Es wird seine 18. Rede seit Beginn des Krieges sein. Um 12 Uhr Ortszeit (10 Uhr Schweizer Zeit) wird sich Wladimir Putin (70) an das russische Volk wenden. Was wird der Kremlchef beinahe ein Jahr nach Kriegsbeginn verkünden? Eine weitere Mobilmachung? Die Schliessung der Grenzen?
Die Gerüchteküche in Russland brodelt. «Ob etwas Grosses ansteht?», titel die Zeitung «Komsomolskaja Prawda». Das Blatt hält sich mit konkreten Prognosen bedeckt. «Vermutlich», wird spekuliert, «werden neue militärische Unterstützungsmassnahmen angekündigt». Die Wörter Ukraine und Krieg fallen in dem Artikel jedoch kein einziges Mal.
Laut «Spiegel» will Putin mit seiner Rede am Dienstag die Einheit des russischen Volkes stärken und den nationalen Zusammenhalt heraufbeschwören. Denn auch wenn sich derzeit wenige Russinnen und Russen aktiv gegen den Krieg auflehnen, tragen sie den Krieg doch eher apathisch als begeistert mit. Ein Krieg, den Putin immer wieder als Krieg gegen den Westen, insbesondere gegen die USA, umzudeuten versucht.
Zuerst Putin, dann Biden
Ein unwillkommener Zwischenfall im Vorfeld seiner Rede ist in diesem Zusammenhang der Überraschungsbesuch von US-Präsident Joe Biden (80) in der Ukraine am Montag. Offiziell wurde dieser mit Schweigen quittiert, doch es ist offensichtlich, dass der hohe Besuch in Kiew die Kreml-Propaganda untergräbt, wonach die westliche Unterstützung der Ukraine schwindet.
Auch Biden soll am Dienstagabend in Warschau eine Rede zum traurigen Jahrestag halten. So will der höchste Amerikaner dem Mann im Kreml die Show stehlen. «Präsident Biden wird deutlich machen, dass die Vereinigten Staaten weiterhin an der Seite der Ukraine stehen werden, wie er schon oft gesagt hat, und zwar so lange, wie es nötig ist», sagte John Kirby (60), Kommunikationsdirektor des nationalen Sicherheitsrates der USA.
Damit stellt sich Biden einmal mehr klar seinem Amtskollegen im Kreml entgegen. Die Botschaft Bidens an den Aggressor ist klar: Der Westen steht weiterhin an der Seite der Ukraine und lässt sich von Russlands Drohungen nicht schrecken.
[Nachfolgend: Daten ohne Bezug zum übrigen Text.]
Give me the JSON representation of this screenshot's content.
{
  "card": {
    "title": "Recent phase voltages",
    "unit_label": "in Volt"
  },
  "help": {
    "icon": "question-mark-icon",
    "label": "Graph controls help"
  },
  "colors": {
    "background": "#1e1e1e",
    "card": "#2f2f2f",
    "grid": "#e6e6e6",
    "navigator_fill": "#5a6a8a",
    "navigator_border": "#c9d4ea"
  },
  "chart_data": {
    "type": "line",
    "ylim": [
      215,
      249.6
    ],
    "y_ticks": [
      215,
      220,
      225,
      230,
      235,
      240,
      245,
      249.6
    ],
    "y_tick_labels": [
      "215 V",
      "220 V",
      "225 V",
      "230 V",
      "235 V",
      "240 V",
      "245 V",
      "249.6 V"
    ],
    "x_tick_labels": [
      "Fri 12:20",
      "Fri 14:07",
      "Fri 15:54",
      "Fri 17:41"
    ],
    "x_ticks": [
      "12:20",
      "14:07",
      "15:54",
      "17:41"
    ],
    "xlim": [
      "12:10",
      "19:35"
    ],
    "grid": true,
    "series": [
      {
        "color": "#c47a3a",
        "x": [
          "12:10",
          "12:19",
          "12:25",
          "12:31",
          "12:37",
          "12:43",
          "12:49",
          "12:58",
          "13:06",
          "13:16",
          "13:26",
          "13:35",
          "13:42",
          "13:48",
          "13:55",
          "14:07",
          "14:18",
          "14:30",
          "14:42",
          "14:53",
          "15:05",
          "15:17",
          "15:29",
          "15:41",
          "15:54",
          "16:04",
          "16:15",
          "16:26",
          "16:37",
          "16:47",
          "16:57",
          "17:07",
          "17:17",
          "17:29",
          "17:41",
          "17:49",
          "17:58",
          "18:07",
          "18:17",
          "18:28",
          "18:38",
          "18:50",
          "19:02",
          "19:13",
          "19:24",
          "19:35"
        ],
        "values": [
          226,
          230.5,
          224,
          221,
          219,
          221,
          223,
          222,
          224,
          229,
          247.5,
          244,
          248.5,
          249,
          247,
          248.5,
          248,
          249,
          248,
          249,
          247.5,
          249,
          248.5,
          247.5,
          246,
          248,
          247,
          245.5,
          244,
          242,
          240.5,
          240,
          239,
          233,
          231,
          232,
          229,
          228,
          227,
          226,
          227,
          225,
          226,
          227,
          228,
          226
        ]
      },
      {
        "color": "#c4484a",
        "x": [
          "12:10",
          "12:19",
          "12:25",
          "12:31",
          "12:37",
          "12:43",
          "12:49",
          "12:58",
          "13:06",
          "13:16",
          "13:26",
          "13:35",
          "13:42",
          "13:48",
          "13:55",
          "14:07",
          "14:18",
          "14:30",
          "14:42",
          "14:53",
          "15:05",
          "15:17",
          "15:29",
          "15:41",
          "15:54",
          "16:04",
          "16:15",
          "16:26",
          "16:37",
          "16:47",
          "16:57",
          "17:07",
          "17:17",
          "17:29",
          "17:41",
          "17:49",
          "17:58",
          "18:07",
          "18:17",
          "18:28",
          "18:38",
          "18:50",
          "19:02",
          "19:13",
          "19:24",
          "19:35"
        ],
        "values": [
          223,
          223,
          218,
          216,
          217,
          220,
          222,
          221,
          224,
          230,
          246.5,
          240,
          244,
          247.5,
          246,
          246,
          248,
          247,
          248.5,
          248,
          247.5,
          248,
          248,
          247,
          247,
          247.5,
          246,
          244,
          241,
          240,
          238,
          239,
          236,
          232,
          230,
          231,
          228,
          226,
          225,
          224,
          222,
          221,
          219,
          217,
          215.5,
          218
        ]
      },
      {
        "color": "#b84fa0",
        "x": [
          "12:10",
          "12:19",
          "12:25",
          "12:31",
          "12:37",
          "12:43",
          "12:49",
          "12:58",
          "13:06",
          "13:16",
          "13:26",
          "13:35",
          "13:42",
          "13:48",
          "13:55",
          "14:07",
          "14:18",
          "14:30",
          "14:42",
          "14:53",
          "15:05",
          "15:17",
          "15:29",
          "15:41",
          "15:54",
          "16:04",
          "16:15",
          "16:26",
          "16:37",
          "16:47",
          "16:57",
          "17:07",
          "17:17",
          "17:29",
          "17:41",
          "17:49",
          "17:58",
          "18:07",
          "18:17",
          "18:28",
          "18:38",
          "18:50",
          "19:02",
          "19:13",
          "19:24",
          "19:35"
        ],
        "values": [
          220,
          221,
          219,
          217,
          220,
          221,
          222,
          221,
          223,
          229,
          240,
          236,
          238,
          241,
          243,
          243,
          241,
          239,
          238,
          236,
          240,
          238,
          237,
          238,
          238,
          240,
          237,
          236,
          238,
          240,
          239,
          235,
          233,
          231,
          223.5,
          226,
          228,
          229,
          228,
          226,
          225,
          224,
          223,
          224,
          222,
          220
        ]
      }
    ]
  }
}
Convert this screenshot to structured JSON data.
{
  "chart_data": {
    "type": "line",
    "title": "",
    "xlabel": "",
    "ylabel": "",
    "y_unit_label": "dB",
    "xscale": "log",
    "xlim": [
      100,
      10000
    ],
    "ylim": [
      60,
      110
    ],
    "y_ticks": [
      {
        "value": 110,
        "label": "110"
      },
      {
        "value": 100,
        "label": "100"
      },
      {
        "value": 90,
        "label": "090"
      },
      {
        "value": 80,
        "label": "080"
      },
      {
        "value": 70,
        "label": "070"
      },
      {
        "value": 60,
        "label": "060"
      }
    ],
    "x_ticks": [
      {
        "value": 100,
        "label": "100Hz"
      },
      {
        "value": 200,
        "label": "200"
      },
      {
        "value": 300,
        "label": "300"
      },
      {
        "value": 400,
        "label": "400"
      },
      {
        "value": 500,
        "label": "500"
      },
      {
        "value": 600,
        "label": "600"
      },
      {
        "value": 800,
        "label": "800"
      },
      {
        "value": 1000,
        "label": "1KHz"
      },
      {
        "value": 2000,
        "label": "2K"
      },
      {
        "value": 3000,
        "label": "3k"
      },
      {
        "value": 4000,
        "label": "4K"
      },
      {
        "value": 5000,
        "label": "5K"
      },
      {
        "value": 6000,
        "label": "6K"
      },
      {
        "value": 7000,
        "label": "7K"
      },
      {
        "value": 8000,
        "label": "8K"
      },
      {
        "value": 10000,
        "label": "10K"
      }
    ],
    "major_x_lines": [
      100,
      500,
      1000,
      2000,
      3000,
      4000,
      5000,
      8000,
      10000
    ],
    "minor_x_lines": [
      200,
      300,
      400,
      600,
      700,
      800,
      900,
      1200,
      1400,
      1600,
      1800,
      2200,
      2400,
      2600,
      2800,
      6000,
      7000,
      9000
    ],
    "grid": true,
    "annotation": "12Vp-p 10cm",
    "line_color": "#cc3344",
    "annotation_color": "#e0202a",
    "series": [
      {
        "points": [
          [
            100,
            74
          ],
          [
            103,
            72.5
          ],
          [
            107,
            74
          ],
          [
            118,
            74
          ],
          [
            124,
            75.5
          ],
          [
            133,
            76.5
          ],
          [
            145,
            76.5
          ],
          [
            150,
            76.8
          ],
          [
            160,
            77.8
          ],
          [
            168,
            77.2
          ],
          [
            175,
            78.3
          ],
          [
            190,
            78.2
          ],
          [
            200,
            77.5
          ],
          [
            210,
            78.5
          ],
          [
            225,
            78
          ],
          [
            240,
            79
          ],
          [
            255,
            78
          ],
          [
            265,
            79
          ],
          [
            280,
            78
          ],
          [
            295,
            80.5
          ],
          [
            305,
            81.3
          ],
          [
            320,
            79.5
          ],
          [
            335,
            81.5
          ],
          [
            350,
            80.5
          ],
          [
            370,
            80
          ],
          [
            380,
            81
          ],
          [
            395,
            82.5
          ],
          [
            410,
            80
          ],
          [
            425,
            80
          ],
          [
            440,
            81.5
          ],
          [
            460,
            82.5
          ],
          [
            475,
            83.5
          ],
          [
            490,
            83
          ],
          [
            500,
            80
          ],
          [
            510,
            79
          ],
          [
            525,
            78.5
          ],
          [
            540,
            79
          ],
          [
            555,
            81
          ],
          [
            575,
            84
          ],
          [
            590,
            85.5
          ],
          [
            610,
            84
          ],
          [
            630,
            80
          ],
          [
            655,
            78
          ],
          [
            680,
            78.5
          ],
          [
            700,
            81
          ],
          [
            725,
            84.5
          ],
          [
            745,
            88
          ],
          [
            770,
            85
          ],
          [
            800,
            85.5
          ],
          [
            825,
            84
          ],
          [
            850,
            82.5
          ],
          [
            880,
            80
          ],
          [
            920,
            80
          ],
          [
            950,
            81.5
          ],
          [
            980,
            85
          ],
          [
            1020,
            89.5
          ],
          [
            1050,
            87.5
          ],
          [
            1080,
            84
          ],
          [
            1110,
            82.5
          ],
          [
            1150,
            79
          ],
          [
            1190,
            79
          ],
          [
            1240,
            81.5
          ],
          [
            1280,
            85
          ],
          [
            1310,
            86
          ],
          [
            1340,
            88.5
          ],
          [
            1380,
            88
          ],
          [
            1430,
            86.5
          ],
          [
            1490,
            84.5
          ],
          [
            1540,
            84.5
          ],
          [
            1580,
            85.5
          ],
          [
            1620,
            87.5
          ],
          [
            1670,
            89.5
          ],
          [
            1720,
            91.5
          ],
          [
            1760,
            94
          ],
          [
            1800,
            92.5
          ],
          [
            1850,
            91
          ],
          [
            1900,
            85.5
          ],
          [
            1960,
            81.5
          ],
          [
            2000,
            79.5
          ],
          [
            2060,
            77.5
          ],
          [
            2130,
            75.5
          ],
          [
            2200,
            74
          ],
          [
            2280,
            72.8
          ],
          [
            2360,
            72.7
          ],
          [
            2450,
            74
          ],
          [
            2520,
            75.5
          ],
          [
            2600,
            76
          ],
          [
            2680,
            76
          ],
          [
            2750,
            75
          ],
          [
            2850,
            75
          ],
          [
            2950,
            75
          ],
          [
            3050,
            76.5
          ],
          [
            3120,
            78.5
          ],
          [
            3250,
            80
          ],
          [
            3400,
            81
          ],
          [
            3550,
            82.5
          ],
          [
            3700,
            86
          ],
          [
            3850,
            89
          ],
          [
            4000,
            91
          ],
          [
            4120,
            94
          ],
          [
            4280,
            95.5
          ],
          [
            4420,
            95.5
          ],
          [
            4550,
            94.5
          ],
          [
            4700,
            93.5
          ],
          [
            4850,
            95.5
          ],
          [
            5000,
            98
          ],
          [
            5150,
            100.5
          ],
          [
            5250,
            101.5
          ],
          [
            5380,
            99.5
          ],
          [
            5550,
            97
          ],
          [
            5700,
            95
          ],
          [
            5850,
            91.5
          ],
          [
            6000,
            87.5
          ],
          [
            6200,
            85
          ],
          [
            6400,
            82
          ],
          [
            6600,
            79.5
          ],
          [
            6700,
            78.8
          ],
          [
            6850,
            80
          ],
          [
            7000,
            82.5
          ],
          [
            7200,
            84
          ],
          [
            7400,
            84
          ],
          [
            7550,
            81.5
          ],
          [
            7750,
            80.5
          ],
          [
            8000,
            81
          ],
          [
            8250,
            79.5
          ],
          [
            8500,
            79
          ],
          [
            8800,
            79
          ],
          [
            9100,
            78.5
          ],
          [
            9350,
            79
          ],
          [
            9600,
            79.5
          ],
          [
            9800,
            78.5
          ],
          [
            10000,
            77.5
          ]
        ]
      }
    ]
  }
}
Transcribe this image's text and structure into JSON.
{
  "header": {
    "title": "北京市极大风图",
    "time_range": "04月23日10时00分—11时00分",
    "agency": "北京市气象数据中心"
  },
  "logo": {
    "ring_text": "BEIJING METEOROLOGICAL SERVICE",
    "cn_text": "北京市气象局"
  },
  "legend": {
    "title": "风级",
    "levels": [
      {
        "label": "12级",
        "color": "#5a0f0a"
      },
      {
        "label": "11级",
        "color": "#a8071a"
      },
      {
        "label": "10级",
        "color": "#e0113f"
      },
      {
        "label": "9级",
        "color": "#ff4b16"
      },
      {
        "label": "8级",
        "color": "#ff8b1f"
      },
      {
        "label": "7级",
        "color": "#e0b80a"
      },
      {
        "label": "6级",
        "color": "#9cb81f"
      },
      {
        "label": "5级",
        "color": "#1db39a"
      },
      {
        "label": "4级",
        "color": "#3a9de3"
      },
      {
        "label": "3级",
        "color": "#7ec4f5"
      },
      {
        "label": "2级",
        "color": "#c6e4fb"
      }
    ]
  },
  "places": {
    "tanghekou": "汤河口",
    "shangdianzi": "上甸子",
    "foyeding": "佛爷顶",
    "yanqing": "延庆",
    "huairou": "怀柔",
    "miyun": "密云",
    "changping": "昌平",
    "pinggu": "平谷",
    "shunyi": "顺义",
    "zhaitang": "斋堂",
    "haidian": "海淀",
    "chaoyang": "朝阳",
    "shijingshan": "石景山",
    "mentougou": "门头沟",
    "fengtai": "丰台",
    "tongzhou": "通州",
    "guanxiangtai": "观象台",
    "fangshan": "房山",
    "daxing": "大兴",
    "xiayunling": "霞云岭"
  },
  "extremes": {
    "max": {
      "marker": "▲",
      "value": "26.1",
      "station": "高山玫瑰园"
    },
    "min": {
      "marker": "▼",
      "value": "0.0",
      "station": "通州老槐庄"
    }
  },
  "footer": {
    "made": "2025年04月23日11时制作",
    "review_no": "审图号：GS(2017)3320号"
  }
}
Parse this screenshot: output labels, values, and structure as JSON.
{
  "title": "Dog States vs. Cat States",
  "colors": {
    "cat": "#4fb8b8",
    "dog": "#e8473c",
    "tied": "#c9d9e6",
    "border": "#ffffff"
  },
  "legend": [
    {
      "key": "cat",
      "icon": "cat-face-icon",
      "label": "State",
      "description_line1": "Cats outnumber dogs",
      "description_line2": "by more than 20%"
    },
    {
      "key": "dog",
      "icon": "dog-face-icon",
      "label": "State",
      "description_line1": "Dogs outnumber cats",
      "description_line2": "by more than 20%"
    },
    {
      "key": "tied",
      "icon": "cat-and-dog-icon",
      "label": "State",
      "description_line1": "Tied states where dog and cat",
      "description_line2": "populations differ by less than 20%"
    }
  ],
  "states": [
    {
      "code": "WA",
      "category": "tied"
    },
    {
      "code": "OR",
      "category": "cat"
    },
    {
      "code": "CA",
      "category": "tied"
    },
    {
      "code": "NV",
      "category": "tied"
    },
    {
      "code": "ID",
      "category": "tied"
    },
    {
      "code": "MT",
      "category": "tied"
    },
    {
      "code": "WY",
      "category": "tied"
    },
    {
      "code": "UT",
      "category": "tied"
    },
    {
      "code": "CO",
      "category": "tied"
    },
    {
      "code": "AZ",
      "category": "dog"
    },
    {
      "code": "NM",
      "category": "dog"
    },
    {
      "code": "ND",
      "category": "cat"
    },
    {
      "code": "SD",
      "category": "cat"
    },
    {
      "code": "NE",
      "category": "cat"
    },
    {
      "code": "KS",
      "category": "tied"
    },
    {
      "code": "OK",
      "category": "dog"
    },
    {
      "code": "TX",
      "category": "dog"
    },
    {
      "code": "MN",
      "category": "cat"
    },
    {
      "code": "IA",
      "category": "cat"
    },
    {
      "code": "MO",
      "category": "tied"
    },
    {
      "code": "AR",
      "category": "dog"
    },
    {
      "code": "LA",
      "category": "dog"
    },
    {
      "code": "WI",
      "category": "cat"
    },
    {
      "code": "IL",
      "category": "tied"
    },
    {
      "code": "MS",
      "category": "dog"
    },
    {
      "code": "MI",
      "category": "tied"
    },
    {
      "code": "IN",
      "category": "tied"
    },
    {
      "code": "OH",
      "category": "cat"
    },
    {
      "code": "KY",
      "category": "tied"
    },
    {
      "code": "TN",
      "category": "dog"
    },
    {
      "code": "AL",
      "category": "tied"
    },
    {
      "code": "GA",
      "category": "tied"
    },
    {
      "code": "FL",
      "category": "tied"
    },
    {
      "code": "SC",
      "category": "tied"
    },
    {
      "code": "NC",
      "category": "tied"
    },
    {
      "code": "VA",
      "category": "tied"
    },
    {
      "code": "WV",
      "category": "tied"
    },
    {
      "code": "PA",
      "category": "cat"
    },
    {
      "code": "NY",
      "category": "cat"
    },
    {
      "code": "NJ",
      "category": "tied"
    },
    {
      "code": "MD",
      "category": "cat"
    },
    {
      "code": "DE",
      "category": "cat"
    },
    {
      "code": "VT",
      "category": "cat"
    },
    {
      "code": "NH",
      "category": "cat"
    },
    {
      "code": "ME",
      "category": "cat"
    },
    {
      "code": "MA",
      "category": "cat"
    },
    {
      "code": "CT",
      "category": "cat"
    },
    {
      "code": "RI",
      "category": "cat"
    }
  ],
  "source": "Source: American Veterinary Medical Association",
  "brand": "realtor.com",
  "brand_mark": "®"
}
Sowieso stellt sich die Frage, wer hier Angst vor wem hat. Denn während sich der russische Machthaber wortwörtlich im gepanzerten Zug von Residenz zu Residenz fahren lässt, läuft der Amerikaner am Vortag mit dem ukrainischen Präsidenten Wolodimir Selenski (45) bei Luftalarm durch Kiew.
Bilder, die in die Geschichte eingehen werden – so wie womöglich auch die beiden Reden heute Dienstag. Biden ist dabei übrigens leicht im Vorteil: Der zeitliche Abstand zu Putins Rede gibt ihm die Möglichkeit zum Gegenschlag. Wie auch immer das Duell ausfallen wird – heute werden die beiden Länder, zumindest rhetorisch, ihre Klingen kreuzen.